The election is finally over (thank you very much) and the market can now move onto the last hurdle before taking off on its long awaited bullish run. The fiscal cliff is coming, but with such a decisive victory for the Democrats, I believe the opposition will now be less intractable and more amenable to a reasonable deal that will avoid calamity. We will see, but in the meantime …

  • I enjoyed your article from Monday before the election on energy, so you can guess that I agreed with it (all things being equal). This morning, I awoke to the fact that Mr. Obama will not have to rent a moving truck for a while, and is probably going to be pushing his energy policy with the congress. So here’s my question. Alternative energy companies have been taken out to the woodshed for some time, now. What’s (in your opinion) going to shift the equation for an investor to want to dip a toe back into that sector?

Let me answer the question with the quote below. The words effectively sum up one reason an investor might want to take long look at opportunities in energy other than the tired fossil-fuel originals.

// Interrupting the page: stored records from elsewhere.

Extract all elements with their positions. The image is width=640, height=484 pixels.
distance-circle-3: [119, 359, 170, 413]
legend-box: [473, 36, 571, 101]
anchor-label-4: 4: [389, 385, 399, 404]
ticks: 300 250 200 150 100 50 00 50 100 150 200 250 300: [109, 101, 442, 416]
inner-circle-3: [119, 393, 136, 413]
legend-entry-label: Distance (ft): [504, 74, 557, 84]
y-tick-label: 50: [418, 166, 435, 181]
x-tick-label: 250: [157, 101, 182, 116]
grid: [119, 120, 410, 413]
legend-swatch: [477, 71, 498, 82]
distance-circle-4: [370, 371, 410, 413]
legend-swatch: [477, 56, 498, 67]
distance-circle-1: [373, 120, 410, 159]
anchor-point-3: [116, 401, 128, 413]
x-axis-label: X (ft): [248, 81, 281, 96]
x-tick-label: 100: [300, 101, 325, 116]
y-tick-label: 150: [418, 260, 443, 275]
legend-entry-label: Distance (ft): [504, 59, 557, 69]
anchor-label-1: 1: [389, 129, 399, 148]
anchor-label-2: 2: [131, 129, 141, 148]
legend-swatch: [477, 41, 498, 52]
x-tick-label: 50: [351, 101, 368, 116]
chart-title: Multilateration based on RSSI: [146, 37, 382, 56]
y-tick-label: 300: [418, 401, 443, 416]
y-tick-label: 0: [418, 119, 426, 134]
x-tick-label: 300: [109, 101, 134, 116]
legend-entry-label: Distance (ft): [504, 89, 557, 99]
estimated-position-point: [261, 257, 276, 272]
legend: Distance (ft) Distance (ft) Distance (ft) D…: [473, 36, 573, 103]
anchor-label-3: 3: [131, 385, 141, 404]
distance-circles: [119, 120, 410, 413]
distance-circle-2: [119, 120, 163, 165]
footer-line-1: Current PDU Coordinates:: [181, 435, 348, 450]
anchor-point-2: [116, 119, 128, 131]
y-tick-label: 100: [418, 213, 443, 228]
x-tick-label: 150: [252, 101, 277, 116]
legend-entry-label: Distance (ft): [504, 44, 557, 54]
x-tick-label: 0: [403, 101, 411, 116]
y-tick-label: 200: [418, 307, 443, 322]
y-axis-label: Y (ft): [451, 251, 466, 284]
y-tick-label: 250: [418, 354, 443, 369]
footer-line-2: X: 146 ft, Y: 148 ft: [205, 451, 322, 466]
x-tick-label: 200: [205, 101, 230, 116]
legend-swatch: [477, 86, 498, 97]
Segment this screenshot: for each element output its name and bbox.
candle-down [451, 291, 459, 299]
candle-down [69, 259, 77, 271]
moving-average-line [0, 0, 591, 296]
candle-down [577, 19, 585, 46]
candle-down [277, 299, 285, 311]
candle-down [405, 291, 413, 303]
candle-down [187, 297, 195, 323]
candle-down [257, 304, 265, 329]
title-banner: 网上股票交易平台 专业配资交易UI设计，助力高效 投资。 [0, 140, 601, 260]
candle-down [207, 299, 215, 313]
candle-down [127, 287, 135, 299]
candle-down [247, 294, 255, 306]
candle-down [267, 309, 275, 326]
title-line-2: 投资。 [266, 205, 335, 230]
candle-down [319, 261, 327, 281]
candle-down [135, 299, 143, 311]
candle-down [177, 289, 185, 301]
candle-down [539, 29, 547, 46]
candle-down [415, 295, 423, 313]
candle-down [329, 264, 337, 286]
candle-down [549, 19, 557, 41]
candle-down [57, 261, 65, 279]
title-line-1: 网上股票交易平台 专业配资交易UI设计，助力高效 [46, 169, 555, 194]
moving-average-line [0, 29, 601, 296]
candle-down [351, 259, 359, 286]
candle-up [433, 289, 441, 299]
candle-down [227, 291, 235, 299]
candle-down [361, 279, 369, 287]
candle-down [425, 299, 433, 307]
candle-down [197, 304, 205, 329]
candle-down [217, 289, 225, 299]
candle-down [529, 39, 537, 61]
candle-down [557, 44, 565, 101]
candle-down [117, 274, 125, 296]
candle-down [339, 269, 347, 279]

  • On energy and the environment, the Department of Energy and the Environmental Protection Agency (EPA) will remain in the hands of conservation-minded policymakers, who want to tilt the energy market in favor of clean technologies, back strict controls on greenhouse emissions and vehicle efficiency and are somewhat skeptical about drilling for oil and gas.

Consider as well the following potential realities.

  • Obama has also pledged to eliminate more than $46 billion in subsidies for fossil fuel companies, a plan the industry has vigorously protested.
  • Still, throughout the campaign and during the debates, Obama has touted the benefits of increasing production of cleaner burning natural gas, winning him praise from America’s Natural Gas Alliance, an industry lobby group.

Then again, consider the political reality of and opportunity in the information below.

While the Obama Administration has put approval of TransCanada’s Keystone XL pipeline on hold, eventual approval is expected, an action that will increase the flow of cheaper crude oil from Canada to refineries on the Gulf Coast at Port Arthur, Texas. Companies with refineries in Port Arthur or in nearby Beaumont include Valero Energy Corp, Shell, France’s Total and Exxon Mobil Corp.

As is often the case, readers who write to me actually don’t have just “a” question …

  • I like alternative energy on a grand scale, because we in the US are ‘behind the 8-ball’ on this compared to many other developed countries. We’ve got the brain power here to make this work, so what’s holding this back? I see a tipping point far in the distance, make no mistake. How best to get there from where I am on the Curve, as an investor?

The only thing holding back faster growth in the alternative energy sector is politics, infrastructure, and demand. The politics will change in the next four years for many reasons, the infrastructure is coming (Obama’s re-election helps with this), and we are already seeing demand rise. Investors will make money investing in the growth, so get in early. Simple as that.